J. Russell George paused for just a moment before he took his seat at the witness table. He wanted to take it all in. The Treasury inspector general whose audit of the IRS had set off a national firestorm had been in this very room before—three decades earlier.
That was back when George was a precocious teenager who had worked his way onto the staff of then-Sen. Bob Dole, the powerful Republican chairman of the vaunted Finance Committee. Then, he’d sorted mail and made carbon copies. Now, he was about to testify before the same panel, to present the findings of an explosive audit that found wayward tax agents who had targeted conservative groups for extra scrutiny.
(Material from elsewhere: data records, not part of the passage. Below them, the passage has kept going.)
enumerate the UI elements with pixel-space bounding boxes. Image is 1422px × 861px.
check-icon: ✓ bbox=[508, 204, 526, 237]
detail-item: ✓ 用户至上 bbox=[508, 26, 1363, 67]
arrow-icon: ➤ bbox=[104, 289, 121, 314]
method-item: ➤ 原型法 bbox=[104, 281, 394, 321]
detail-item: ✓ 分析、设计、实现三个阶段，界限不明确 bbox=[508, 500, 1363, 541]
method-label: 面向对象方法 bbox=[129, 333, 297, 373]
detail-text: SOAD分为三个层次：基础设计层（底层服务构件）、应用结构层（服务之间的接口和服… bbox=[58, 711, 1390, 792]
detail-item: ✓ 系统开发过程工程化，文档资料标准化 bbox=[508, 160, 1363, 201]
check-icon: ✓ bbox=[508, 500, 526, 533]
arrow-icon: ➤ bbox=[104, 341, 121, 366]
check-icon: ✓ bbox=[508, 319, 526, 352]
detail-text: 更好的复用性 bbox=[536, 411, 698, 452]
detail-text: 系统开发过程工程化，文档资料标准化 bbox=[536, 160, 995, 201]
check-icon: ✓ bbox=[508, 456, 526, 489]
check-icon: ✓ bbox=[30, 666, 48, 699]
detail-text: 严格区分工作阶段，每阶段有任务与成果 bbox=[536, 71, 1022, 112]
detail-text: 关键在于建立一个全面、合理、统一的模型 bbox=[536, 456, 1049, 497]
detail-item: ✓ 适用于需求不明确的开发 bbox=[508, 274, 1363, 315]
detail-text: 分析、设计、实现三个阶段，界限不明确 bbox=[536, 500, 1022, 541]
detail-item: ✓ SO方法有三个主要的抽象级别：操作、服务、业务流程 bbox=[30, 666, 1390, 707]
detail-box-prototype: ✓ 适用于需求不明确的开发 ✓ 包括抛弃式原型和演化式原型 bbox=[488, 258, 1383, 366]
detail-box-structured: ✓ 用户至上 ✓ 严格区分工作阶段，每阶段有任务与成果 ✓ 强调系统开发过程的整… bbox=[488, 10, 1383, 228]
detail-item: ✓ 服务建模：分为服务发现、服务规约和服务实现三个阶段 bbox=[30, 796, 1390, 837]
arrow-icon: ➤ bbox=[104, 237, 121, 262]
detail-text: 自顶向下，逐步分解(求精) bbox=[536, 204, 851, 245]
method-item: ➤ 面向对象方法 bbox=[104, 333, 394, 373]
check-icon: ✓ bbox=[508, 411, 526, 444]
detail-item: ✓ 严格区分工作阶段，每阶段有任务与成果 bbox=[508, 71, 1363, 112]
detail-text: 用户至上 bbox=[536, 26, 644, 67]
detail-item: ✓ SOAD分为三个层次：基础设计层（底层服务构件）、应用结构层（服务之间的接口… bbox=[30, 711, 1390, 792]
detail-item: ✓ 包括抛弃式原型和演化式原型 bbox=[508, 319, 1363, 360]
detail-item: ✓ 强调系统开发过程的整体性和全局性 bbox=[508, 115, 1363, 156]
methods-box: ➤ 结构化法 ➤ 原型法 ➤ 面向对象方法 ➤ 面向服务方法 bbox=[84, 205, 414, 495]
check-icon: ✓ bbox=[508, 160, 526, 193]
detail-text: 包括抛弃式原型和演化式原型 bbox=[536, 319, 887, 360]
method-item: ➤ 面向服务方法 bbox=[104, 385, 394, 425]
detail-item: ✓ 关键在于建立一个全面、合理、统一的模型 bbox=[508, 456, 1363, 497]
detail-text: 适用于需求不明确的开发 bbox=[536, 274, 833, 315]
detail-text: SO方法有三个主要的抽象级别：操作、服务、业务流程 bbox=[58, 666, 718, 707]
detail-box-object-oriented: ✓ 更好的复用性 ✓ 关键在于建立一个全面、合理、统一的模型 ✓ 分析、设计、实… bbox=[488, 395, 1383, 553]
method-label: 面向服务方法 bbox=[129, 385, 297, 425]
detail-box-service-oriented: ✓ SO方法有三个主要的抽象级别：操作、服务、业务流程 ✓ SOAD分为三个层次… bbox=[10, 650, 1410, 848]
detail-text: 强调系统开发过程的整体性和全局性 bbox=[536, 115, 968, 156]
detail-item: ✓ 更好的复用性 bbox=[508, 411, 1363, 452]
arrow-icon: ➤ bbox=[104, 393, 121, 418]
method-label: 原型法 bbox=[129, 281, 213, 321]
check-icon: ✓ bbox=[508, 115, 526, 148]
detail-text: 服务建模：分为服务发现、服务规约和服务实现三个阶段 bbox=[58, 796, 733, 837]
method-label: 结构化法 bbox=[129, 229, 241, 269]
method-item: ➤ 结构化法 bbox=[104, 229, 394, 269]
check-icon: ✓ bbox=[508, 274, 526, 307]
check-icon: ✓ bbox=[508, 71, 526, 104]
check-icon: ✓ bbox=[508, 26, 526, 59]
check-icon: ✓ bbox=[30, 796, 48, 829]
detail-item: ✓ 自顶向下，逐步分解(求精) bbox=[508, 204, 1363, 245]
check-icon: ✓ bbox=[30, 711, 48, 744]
“I could never have dreamed [about this] as a 17, 18-year-old,” George said in a wide-ranging interview with National Journal, one of his first since the audit. “It’s kind of moving for me in that regard.”
Two heads have already rolled in the scandal. One of them, the outgoing acting commissioner of the IRS, Steven Miller, was seated next to George. Pictures of the two of them, their right hands raised, taking the oath, ran in papers across the nation after the scandal’s first congressional hearing last week.
All the attention was new, but George has operated in these halls of power his entire career. He worked for Dole, and then in President George H.W. Bush’s White House. In between, he attended Harvard Law School, graduating in 1988 alongside a young Michelle Obama (then Michelle Robinson).
They weren’t in the same section—the academic groupings that Harvard uses to divide its students—but George said they traveled in some of the same social circles, including the Black Law Students Association.
“I think he actually dated Michelle at one point,” said former Rep. Tom Davis, a Virginia Republican, who worked with George when he was staff director for a House oversight subcommittee in the late 1990s and early 2000s.
“That is overstating it,” George said. But the two students did socialize in group settings. “Michelle was a lovely person, and down to earth,” he said. “…The BLSA went out for pizza; we would go out together.”
He paused, for a beat. “Don’t get me in trouble,” George said.